The facts speak for themselves - shot in situ we see the camera sweeping down the street where she lives - the drab look-alike flats with make-shift fences; mangy dogs wandering around; hardened youths; littered fields and harsh expanses of bare ground; street corners where the unemployed hang around, pulling on cigarettes or weed; drugs changing hands. 

One can almost sense the gloom of another hopeless morning as kids leave their homes to go to school; the way fear stalks as the day darkens and an isolated walk that Abie takes across littered fields. The family home is shown as a place of little respite - a cramped kitchen, outside toilet - there are scenes of heart-rending poignancy as the camera focuses on carefully collected family mementoes - doilies; vases; dishes on a dresser.

Jarrid Geduld plays Abie masterfully as a sometimes manipulative son pulling at his mother's heartstrings; alternating as a fearful young man who spirals quickly downwards as his dependence on drugs grows; desperate and ready to deplete and wreck his family's extremely modest home for his next fix. As a violent drug-crazed individual who will stop at nothing to show his frustration and anger.

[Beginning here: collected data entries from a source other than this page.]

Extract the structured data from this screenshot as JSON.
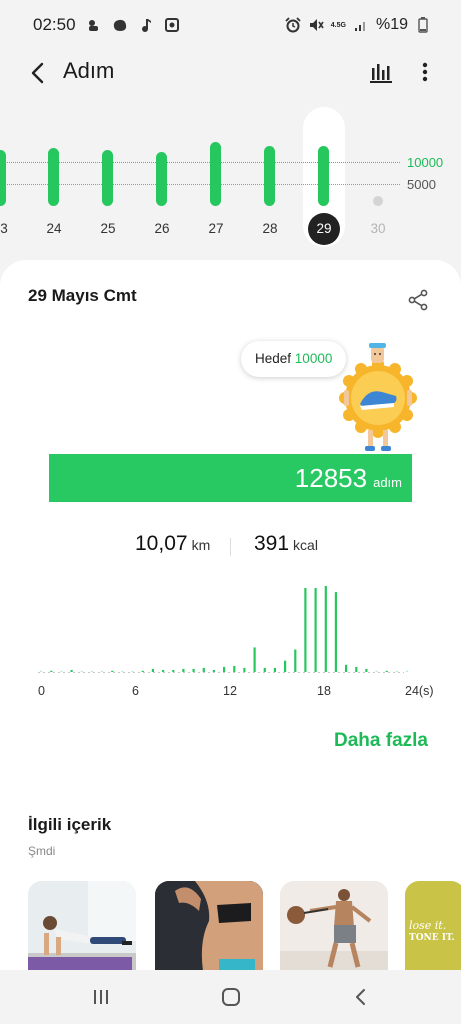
{
  "status": {
    "time": "02:50",
    "network": "4.5G",
    "battery": "%19",
    "left_icons": [
      "thumbs-up-icon",
      "blob-icon",
      "music-note-icon",
      "media-icon"
    ]
  },
  "header": {
    "title": "Adım"
  },
  "weekly": {
    "goal_label": "10000",
    "ref_label": "5000",
    "days": [
      "3",
      "24",
      "25",
      "26",
      "27",
      "28",
      "29",
      "30"
    ],
    "selected_day": "29",
    "steps": [
      12000,
      12500,
      12000,
      11700,
      13800,
      13000,
      12853,
      0
    ]
  },
  "summary": {
    "date": "29 Mayıs Cmt",
    "goal_prefix": "Hedef",
    "goal_value": "10000",
    "steps": "12853",
    "steps_unit": "adım",
    "distance": "10,07",
    "distance_unit": "km",
    "calories": "391",
    "calories_unit": "kcal"
  },
  "hourly_chart": {
    "type": "bar",
    "x_ticks": [
      "0",
      "6",
      "12",
      "18",
      "24(s)"
    ],
    "values": [
      0,
      1,
      0,
      2,
      0,
      0,
      0,
      1,
      0,
      0,
      1,
      3,
      2,
      2,
      3,
      3,
      4,
      2,
      5,
      6,
      4,
      24,
      4,
      4,
      11,
      22,
      82,
      82,
      84,
      78,
      7,
      5,
      3,
      0,
      1,
      0,
      0
    ],
    "bar_colors": {
      "active": "#27c75f",
      "dim": "#bfe9ce"
    }
  },
  "more_link": "Daha fazla",
  "related": {
    "title": "İlgili içerik",
    "subtitle": "Şmdi",
    "card4_text": [
      "lose it.",
      "TONE IT."
    ]
  },
  "colors": {
    "accent": "#27c75f",
    "goal_text": "#1fba58"
  }
}
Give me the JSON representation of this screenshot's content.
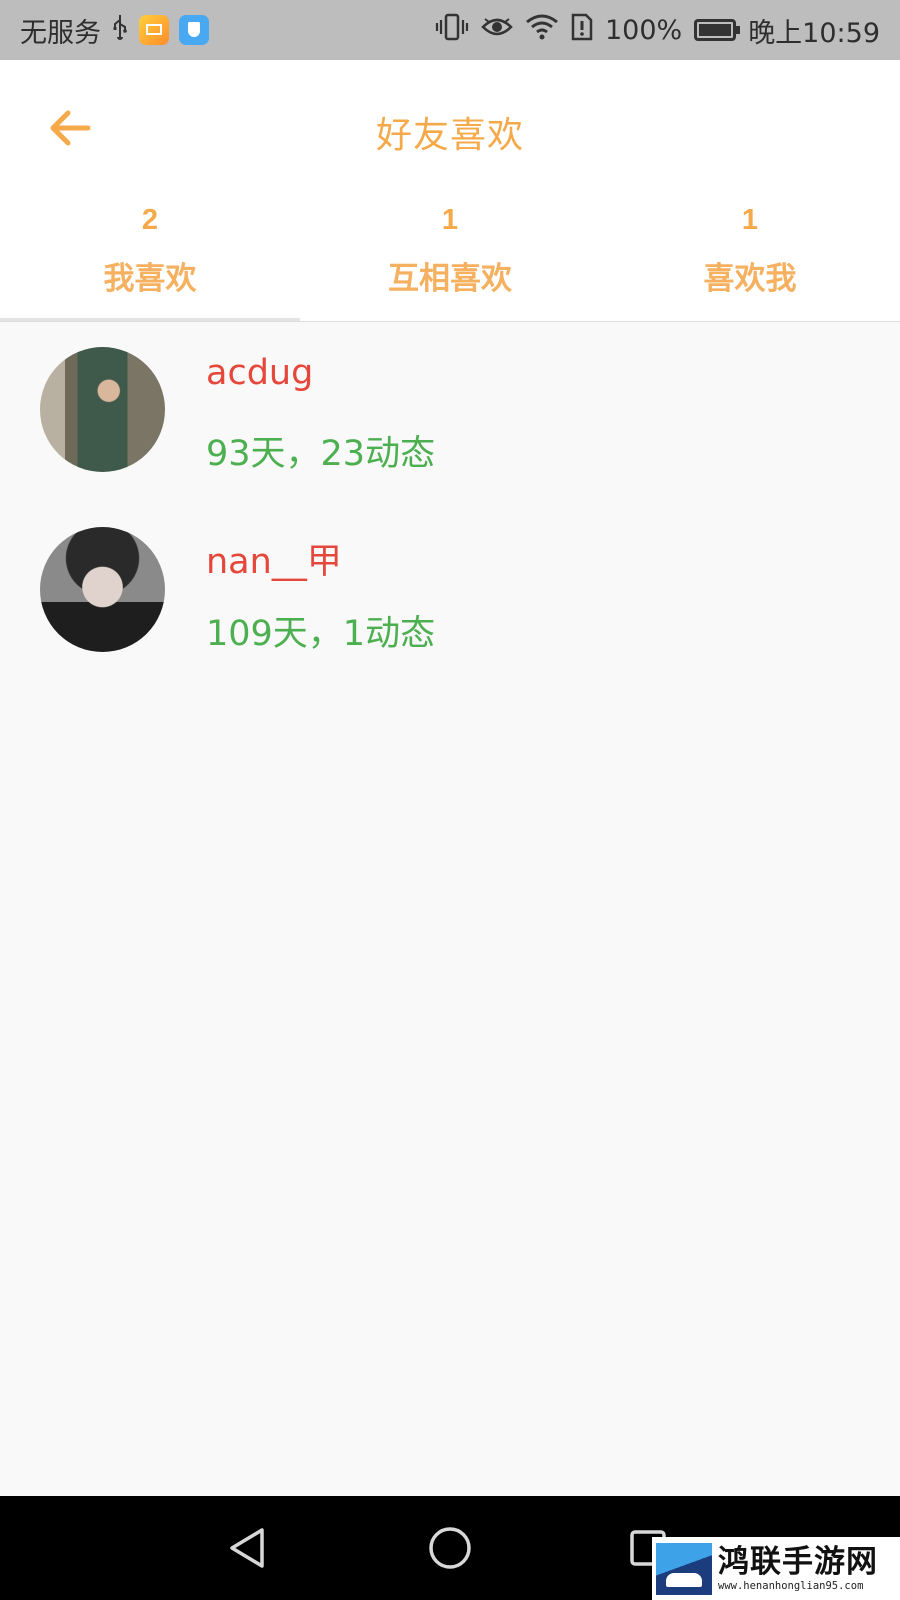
{
  "status_bar": {
    "carrier": "无服务",
    "battery_percent": "100%",
    "time": "晚上10:59",
    "icons": [
      "usb-icon",
      "mail-app-icon",
      "shield-app-icon",
      "vibrate-icon",
      "eye-icon",
      "wifi-icon",
      "sim-alert-icon",
      "battery-icon"
    ]
  },
  "header": {
    "back_icon": "arrow-left-icon",
    "title": "好友喜欢"
  },
  "tabs": [
    {
      "count": "2",
      "label": "我喜欢",
      "selected": true
    },
    {
      "count": "1",
      "label": "互相喜欢",
      "selected": false
    },
    {
      "count": "1",
      "label": "喜欢我",
      "selected": false
    }
  ],
  "friends": [
    {
      "name": "acdug",
      "meta": "93天，23动态"
    },
    {
      "name": "nan__甲",
      "meta": "109天，1动态"
    }
  ],
  "nav_bar": {
    "icons": [
      "back-triangle-icon",
      "home-circle-icon",
      "recents-square-icon"
    ]
  },
  "watermark": {
    "name": "鸿联手游网",
    "url": "www.henanhonglian95.com"
  },
  "colors": {
    "accent": "#f5a948",
    "name": "#e5473b",
    "meta": "#4caf50",
    "status_bar": "#bdbdbd",
    "background": "#f9f9f9"
  }
}
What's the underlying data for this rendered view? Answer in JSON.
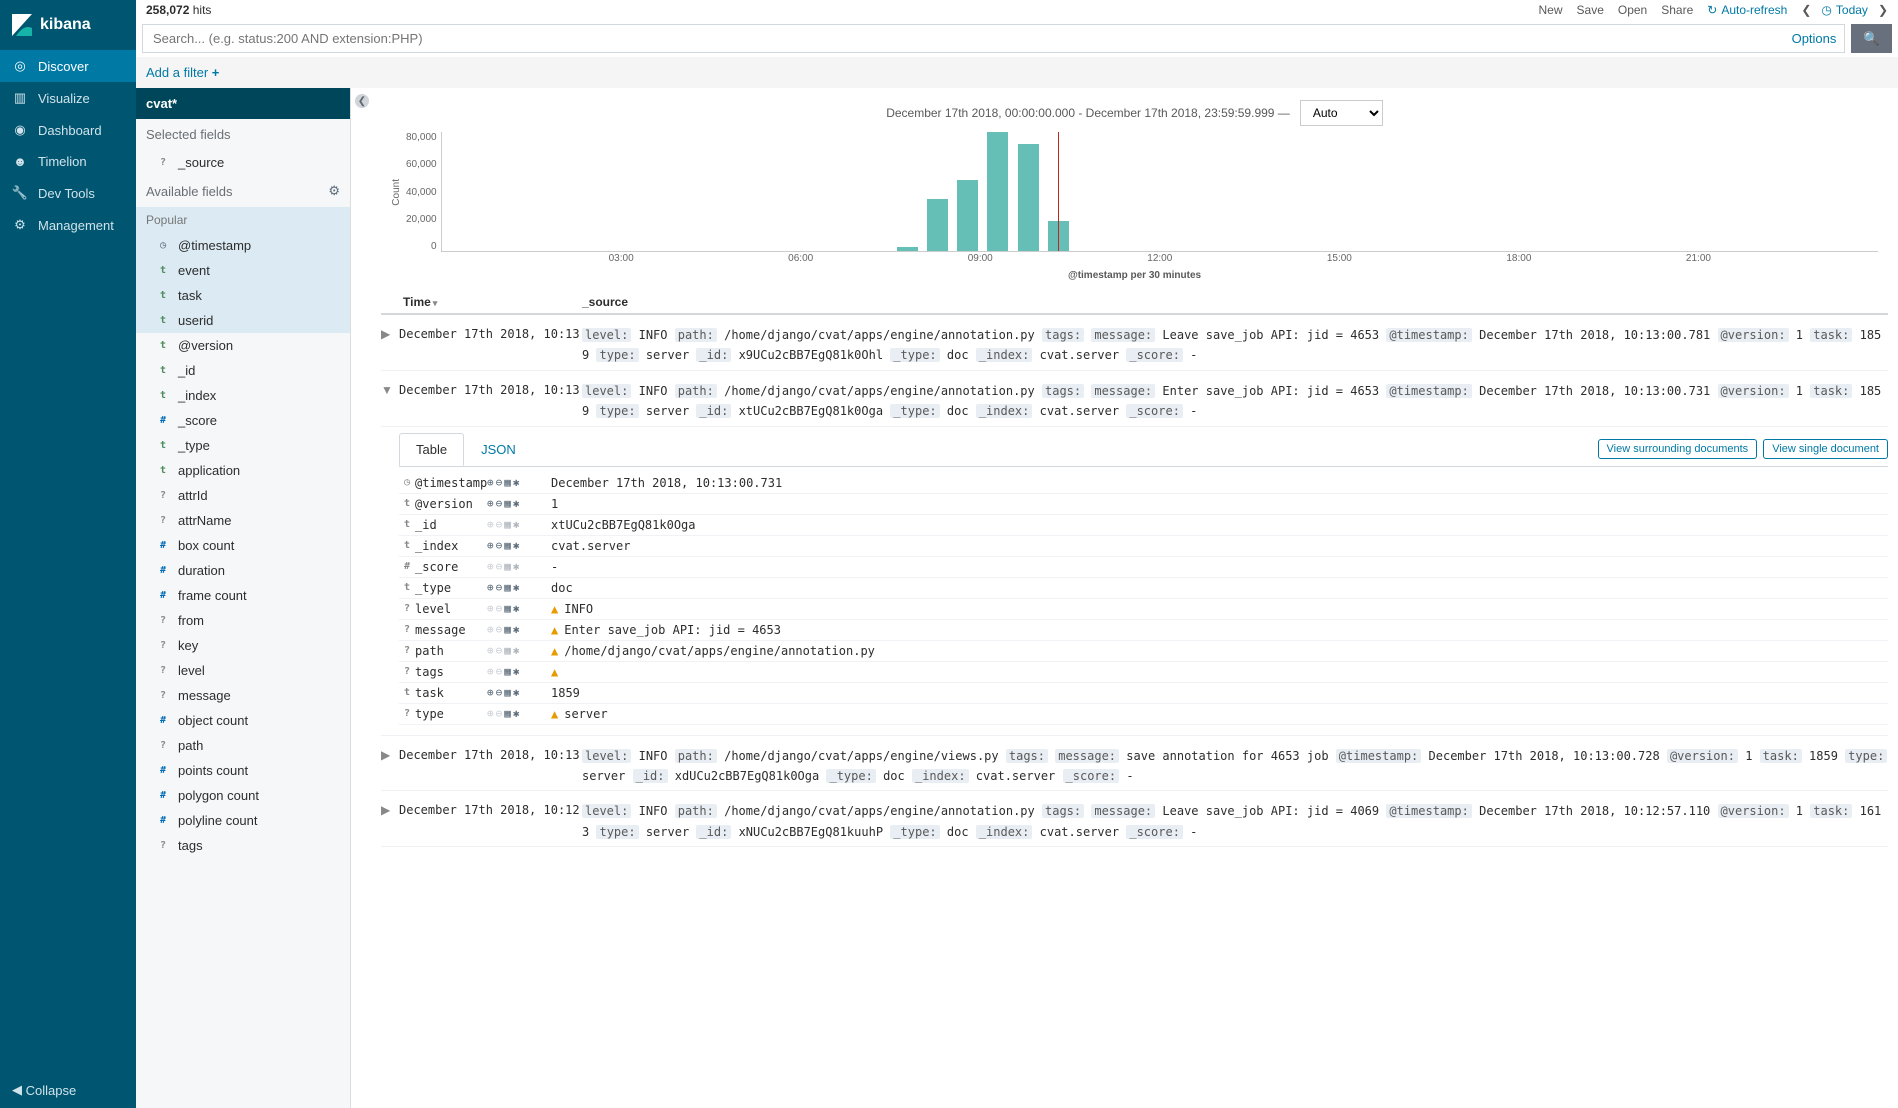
{
  "brand": "kibana",
  "nav": {
    "discover": "Discover",
    "visualize": "Visualize",
    "dashboard": "Dashboard",
    "timelion": "Timelion",
    "devtools": "Dev Tools",
    "management": "Management",
    "collapse": "Collapse"
  },
  "hits": {
    "count": "258,072",
    "label": "hits"
  },
  "toplinks": {
    "new": "New",
    "save": "Save",
    "open": "Open",
    "share": "Share",
    "autorefresh": "Auto-refresh",
    "today": "Today"
  },
  "search": {
    "placeholder": "Search... (e.g. status:200 AND extension:PHP)",
    "options": "Options"
  },
  "filter": {
    "add": "Add a filter",
    "plus": "+"
  },
  "index": {
    "pattern": "cvat*"
  },
  "fields": {
    "selected_hdr": "Selected fields",
    "selected": [
      {
        "t": "?",
        "n": "_source"
      }
    ],
    "available_hdr": "Available fields",
    "popular_hdr": "Popular",
    "popular": [
      {
        "t": "clock",
        "n": "@timestamp"
      },
      {
        "t": "t",
        "n": "event"
      },
      {
        "t": "t",
        "n": "task"
      },
      {
        "t": "t",
        "n": "userid"
      }
    ],
    "rest": [
      {
        "t": "t",
        "n": "@version"
      },
      {
        "t": "t",
        "n": "_id"
      },
      {
        "t": "t",
        "n": "_index"
      },
      {
        "t": "#",
        "n": "_score"
      },
      {
        "t": "t",
        "n": "_type"
      },
      {
        "t": "t",
        "n": "application"
      },
      {
        "t": "?",
        "n": "attrId"
      },
      {
        "t": "?",
        "n": "attrName"
      },
      {
        "t": "#",
        "n": "box count"
      },
      {
        "t": "#",
        "n": "duration"
      },
      {
        "t": "#",
        "n": "frame count"
      },
      {
        "t": "?",
        "n": "from"
      },
      {
        "t": "?",
        "n": "key"
      },
      {
        "t": "?",
        "n": "level"
      },
      {
        "t": "?",
        "n": "message"
      },
      {
        "t": "#",
        "n": "object count"
      },
      {
        "t": "?",
        "n": "path"
      },
      {
        "t": "#",
        "n": "points count"
      },
      {
        "t": "#",
        "n": "polygon count"
      },
      {
        "t": "#",
        "n": "polyline count"
      },
      {
        "t": "?",
        "n": "tags"
      }
    ]
  },
  "daterange": {
    "text": "December 17th 2018, 00:00:00.000 - December 17th 2018, 23:59:59.999 —",
    "interval": "Auto"
  },
  "chart_data": {
    "type": "bar",
    "title": "",
    "ylabel": "Count",
    "xlabel": "@timestamp per 30 minutes",
    "ylim": [
      0,
      80000
    ],
    "yticks": [
      "80,000",
      "60,000",
      "40,000",
      "20,000",
      "0"
    ],
    "xticks": [
      {
        "pos": 12.5,
        "label": "03:00"
      },
      {
        "pos": 25.0,
        "label": "06:00"
      },
      {
        "pos": 37.5,
        "label": "09:00"
      },
      {
        "pos": 50.0,
        "label": "12:00"
      },
      {
        "pos": 62.5,
        "label": "15:00"
      },
      {
        "pos": 75.0,
        "label": "18:00"
      },
      {
        "pos": 87.5,
        "label": "21:00"
      }
    ],
    "bars": [
      {
        "pos": 31.7,
        "value": 3000
      },
      {
        "pos": 33.8,
        "value": 35000
      },
      {
        "pos": 35.9,
        "value": 48000
      },
      {
        "pos": 38.0,
        "value": 80000
      },
      {
        "pos": 40.1,
        "value": 72000
      },
      {
        "pos": 42.2,
        "value": 20000
      }
    ],
    "redline_pos": 42.9
  },
  "table": {
    "hdr_time": "Time",
    "hdr_source": "_source",
    "rows": [
      {
        "expand": "▶",
        "time": "December 17th 2018, 10:13:00.781",
        "src": [
          [
            "level:",
            "INFO"
          ],
          [
            "path:",
            "/home/django/cvat/apps/engine/annotation.py"
          ],
          [
            "tags:",
            ""
          ],
          [
            "message:",
            "Leave save_job API: jid = 4653"
          ],
          [
            "@timestamp:",
            "December 17th 2018, 10:13:00.781"
          ],
          [
            "@version:",
            "1"
          ],
          [
            "task:",
            "1859"
          ],
          [
            "type:",
            "server"
          ],
          [
            "_id:",
            "x9UCu2cBB7EgQ81k0Ohl"
          ],
          [
            "_type:",
            "doc"
          ],
          [
            "_index:",
            "cvat.server"
          ],
          [
            "_score:",
            "-"
          ]
        ]
      },
      {
        "expand": "▼",
        "time": "December 17th 2018, 10:13:00.731",
        "src": [
          [
            "level:",
            "INFO"
          ],
          [
            "path:",
            "/home/django/cvat/apps/engine/annotation.py"
          ],
          [
            "tags:",
            ""
          ],
          [
            "message:",
            "Enter save_job API: jid = 4653"
          ],
          [
            "@timestamp:",
            "December 17th 2018, 10:13:00.731"
          ],
          [
            "@version:",
            "1"
          ],
          [
            "task:",
            "1859"
          ],
          [
            "type:",
            "server"
          ],
          [
            "_id:",
            "xtUCu2cBB7EgQ81k0Oga"
          ],
          [
            "_type:",
            "doc"
          ],
          [
            "_index:",
            "cvat.server"
          ],
          [
            "_score:",
            "-"
          ]
        ]
      }
    ],
    "below_rows": [
      {
        "time": "December 17th 2018, 10:13:00.728",
        "src": [
          [
            "level:",
            "INFO"
          ],
          [
            "path:",
            "/home/django/cvat/apps/engine/views.py"
          ],
          [
            "tags:",
            ""
          ],
          [
            "message:",
            "save annotation for 4653 job"
          ],
          [
            "@timestamp:",
            "December 17th 2018, 10:13:00.728"
          ],
          [
            "@version:",
            "1"
          ],
          [
            "task:",
            "1859"
          ],
          [
            "type:",
            "server"
          ],
          [
            "_id:",
            "xdUCu2cBB7EgQ81k0Oga"
          ],
          [
            "_type:",
            "doc"
          ],
          [
            "_index:",
            "cvat.server"
          ],
          [
            "_score:",
            "-"
          ]
        ]
      },
      {
        "time": "December 17th 2018, 10:12:57.110",
        "src": [
          [
            "level:",
            "INFO"
          ],
          [
            "path:",
            "/home/django/cvat/apps/engine/annotation.py"
          ],
          [
            "tags:",
            ""
          ],
          [
            "message:",
            "Leave save_job API: jid = 4069"
          ],
          [
            "@timestamp:",
            "December 17th 2018, 10:12:57.110"
          ],
          [
            "@version:",
            "1"
          ],
          [
            "task:",
            "1613"
          ],
          [
            "type:",
            "server"
          ],
          [
            "_id:",
            "xNUCu2cBB7EgQ81kuuhP"
          ],
          [
            "_type:",
            "doc"
          ],
          [
            "_index:",
            "cvat.server"
          ],
          [
            "_score:",
            "-"
          ]
        ]
      }
    ]
  },
  "expanded": {
    "tabs": {
      "table": "Table",
      "json": "JSON"
    },
    "surrounding": "View surrounding documents",
    "single": "View single document",
    "rows": [
      {
        "t": "clock",
        "name": "@timestamp",
        "acts": "on",
        "warn": false,
        "val": "December 17th 2018, 10:13:00.731"
      },
      {
        "t": "t",
        "name": "@version",
        "acts": "on",
        "warn": false,
        "val": "1"
      },
      {
        "t": "t",
        "name": "_id",
        "acts": "off",
        "warn": false,
        "val": "xtUCu2cBB7EgQ81k0Oga"
      },
      {
        "t": "t",
        "name": "_index",
        "acts": "on",
        "warn": false,
        "val": "cvat.server"
      },
      {
        "t": "#",
        "name": "_score",
        "acts": "off",
        "warn": false,
        "val": "-"
      },
      {
        "t": "t",
        "name": "_type",
        "acts": "on",
        "warn": false,
        "val": "doc"
      },
      {
        "t": "?",
        "name": "level",
        "acts": "partial",
        "warn": true,
        "val": "INFO"
      },
      {
        "t": "?",
        "name": "message",
        "acts": "partial",
        "warn": true,
        "val": "Enter save_job API: jid = 4653"
      },
      {
        "t": "?",
        "name": "path",
        "acts": "off",
        "warn": true,
        "val": "/home/django/cvat/apps/engine/annotation.py"
      },
      {
        "t": "?",
        "name": "tags",
        "acts": "partial",
        "warn": true,
        "val": ""
      },
      {
        "t": "t",
        "name": "task",
        "acts": "on",
        "warn": false,
        "val": "1859"
      },
      {
        "t": "?",
        "name": "type",
        "acts": "partial",
        "warn": true,
        "val": "server"
      }
    ]
  }
}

It's after one of these awful scenes that Pakkies takes the final stand. She calmly twines a rope around her son as he awakens from yet another drug-induced deep sleep and he begs her to stop. But disassociated, she proceeds with the fatal deed.

Her testimony in court as to how she tried everything she could to help her son won her an acquittal of the crime. The court scene is another of those remarkable portrayals that shows how well the story and the way it was translated on screen speaks for itself.

It's often easy in a story of this nature to let emotions get in the way of critical appraisal but in this instance, every bit of praise is well deserved. This is a film that should have surfaced years ago to tell a story and an ongoing tragedy that unfolds far more often than not in our blighted society.